I’m not a big fan of Valentine’s Day, but I do love the food. I love seeing all the breakfast in bed ideas and rich desserts that people come up with. Today though, I’m digging these from scratch red velvet cookies.

red velvet cookies

These cookies do have dyes in them. Natural food dyes. We rotate between brands but from experience I’ve found that it takes a LOT of natural food dye to get a good red color. Beet powder has been a lifesaver. It gives off that rich color that I want without having to use a half a bottle of expensive natural food dye and having to add more flour to offset the addition. These red velvet cookies have just a hint of red.
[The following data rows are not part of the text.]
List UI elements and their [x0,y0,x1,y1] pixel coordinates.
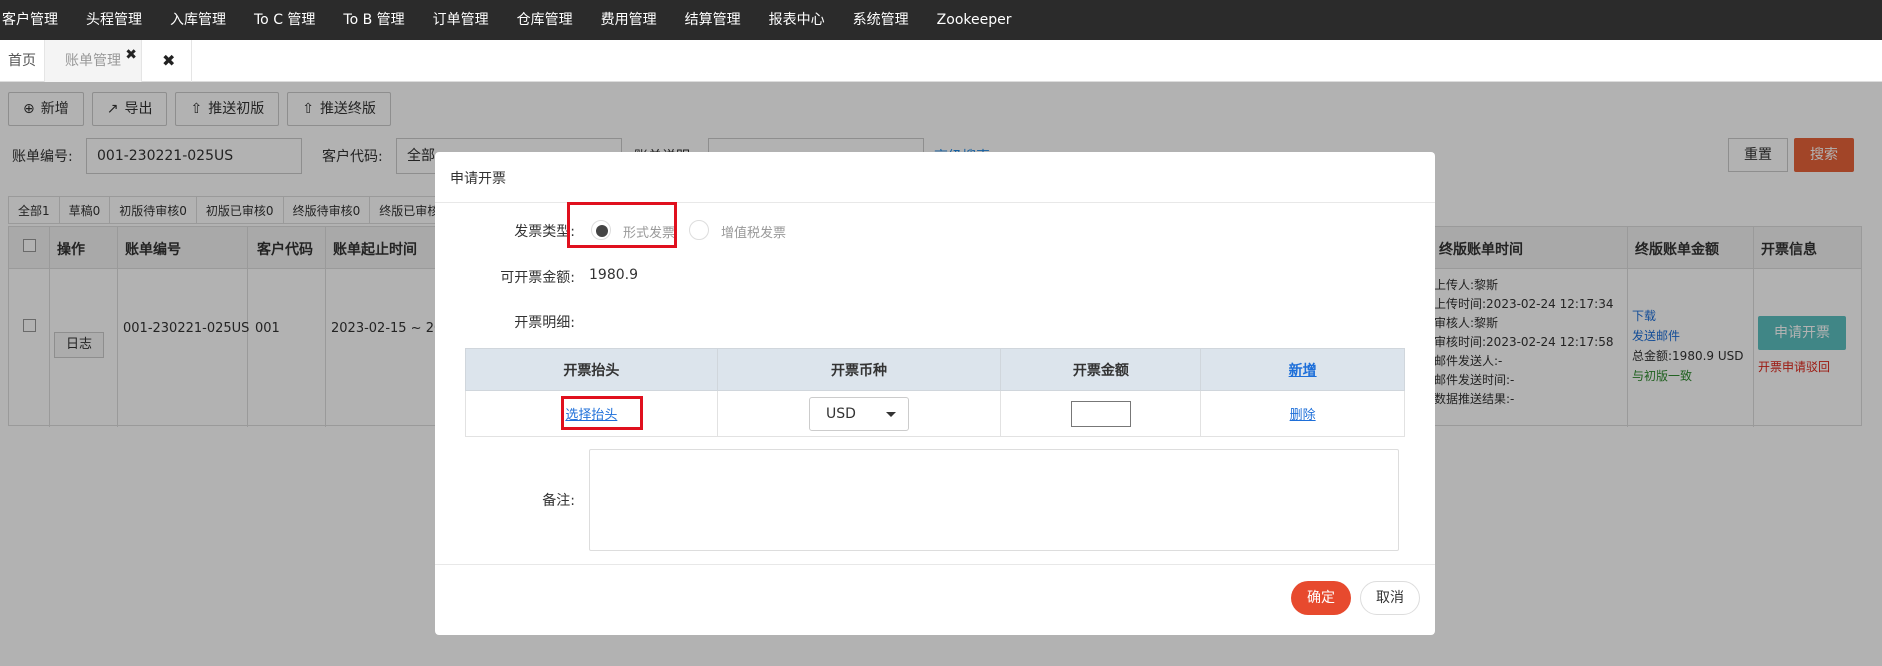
nav-settlement[interactable]: 结算管理 [671,0,755,40]
close-all-tabs-icon[interactable]: ✖ [142,40,192,82]
tab-bill-management[interactable]: 账单管理 ✖ [45,40,142,82]
radio-vat[interactable] [689,220,709,240]
cancel-button[interactable]: 取消 [1360,581,1420,615]
nav-toc[interactable]: To C 管理 [240,0,329,40]
available-amount-label: 可开票金额: [500,270,575,286]
caret-down-icon [886,411,897,417]
top-nav: 客户管理 头程管理 入库管理 To C 管理 To B 管理 订单管理 仓库管理… [0,0,1882,40]
nav-warehouse[interactable]: 仓库管理 [503,0,587,40]
nav-zookeeper[interactable]: Zookeeper [923,0,1026,40]
confirm-button[interactable]: 确定 [1291,581,1351,615]
add-row-link[interactable]: 新增 [1289,363,1317,379]
nav-fees[interactable]: 费用管理 [587,0,671,40]
col-header: 开票抬头 [465,348,718,391]
apply-invoice-dialog: 申请开票 发票类型: 形式发票 增值税发票 可开票金额: 1980.9 开票明细… [435,152,1435,635]
nav-orders[interactable]: 订单管理 [419,0,503,40]
invoice-amount-input[interactable] [1070,400,1131,427]
vat-label: 增值税发票 [721,226,787,241]
col-amount: 开票金额 [1000,348,1202,391]
dialog-title: 申请开票 [450,171,506,187]
currency-value: USD [826,405,856,422]
nav-system[interactable]: 系统管理 [839,0,923,40]
remark-label: 备注: [542,493,575,509]
delete-row-link[interactable]: 删除 [1290,408,1316,423]
invoice-type-label: 发票类型: [514,224,575,240]
nav-reports[interactable]: 报表中心 [755,0,839,40]
tab-home[interactable]: 首页 [0,40,45,82]
nav-customer[interactable]: 客户管理 [0,0,72,40]
tab-label: 账单管理 [65,53,121,69]
col-currency: 开票币种 [716,348,1002,391]
nav-first-leg[interactable]: 头程管理 [72,0,156,40]
highlight-box [567,202,677,248]
details-label: 开票明细: [514,315,575,331]
nav-inbound[interactable]: 入库管理 [156,0,240,40]
available-amount: 1980.9 [589,267,638,283]
currency-select[interactable]: USD [809,396,910,431]
highlight-box [561,396,643,430]
close-icon[interactable]: ✖ [125,34,137,76]
nav-tob[interactable]: To B 管理 [329,0,418,40]
tab-bar: 首页 账单管理 ✖ ✖ [0,40,1882,82]
remark-textarea[interactable] [589,449,1399,551]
natural red velvet cookies

Later in the week you’ll get a delicious red velvet recipe that does include the actual vegetable. I had all the kids fooled–FOOLED! (Score one for Mom) but today let’s start off the week with some delicious cookies.

red velvet cookies


From Scratch Red Velvet Cookies

Yield: 24 cookies


  • 1 and 1/2 cups unbleached all purpose flour or white whole wheat flour
  • 1/4 cup unsweetened cocoa powder
  • 1 tsp baking soda
  • 1/4 tsp salt
  • 1/2 cup butter, softened (can use 1/4 cup softened butter, 1/4 cup nonfat plain greek yogurt)
  • 3/4 cup brown sugar or coconut sugar
  • 1/4 cup white sugar
  • 1 egg, room temperature
  • 1-2 tbsp milk (if using unbleached all purpose flour you will want to keep it at 1 tbsp, if you are using whole wheat flour you may want to use 2 tbsp depending on how dry the dough is).
  • 2 tsp vanilla extract
  • 2-4 tsp beet powder
  • 1 1/2 cups white chocolate chips or 3/4 cup white chocolate chips/Valentines milk chocolate M&M's.


  1. In a bowl, mix together the flour, cocoa powder, baking soda, and salt. Set aside.
  2. In a mixer bowl, cream together the butter and sugars until light and fluffy on medium to high speed (2-3 minutes).
  3. Reduce the mixer speed to low and add in the egg, vanilla and milk, mixing until combined. Stop and scrape the bowl if needed. Add in the food coloring and mix until incorporated.
  4. Slowly add in the flour mixture, continuing to mix until the dough is soft. Add more food coloring if needed.
  5. Stop mixer, fold in the chocolate chips.
  6. Wrap dough in plastic wrap or tin foil and place in the refrigerator for 1 hour to 1 day. Remove from refrigerator allow dough to sit at room temperature while oven preheats if it has sat for several hours in the fridge or up to 45 minutes at room temperature if it has been chilled for a day. preheat oven to 350 degrees for conventional oven or 325 degrees for convection oven. Lightly grease baking sheets.
  7. Roll dough into tablespoon sized balls and place on baking sheet, leaving several inches of space between cookies.
  8. Bake at 350 degrees for 9-11 minutes in a conventional oven or at 325 degrees for 7-9 minutes if baking in a convection oven. Remove from oven and allow to cool for several minutes on the baking sheet before moving to a wire rack to finish cooling completely.


Cookie Storage: Store in an airtight container for up to one week, in an airtight freezer container or storage bag in the freezer for up to one month. Cookie dough can be made up and then frozen. Store dough in an airtight container or bag for one month. To cook, thaw dough then prepare as directed above.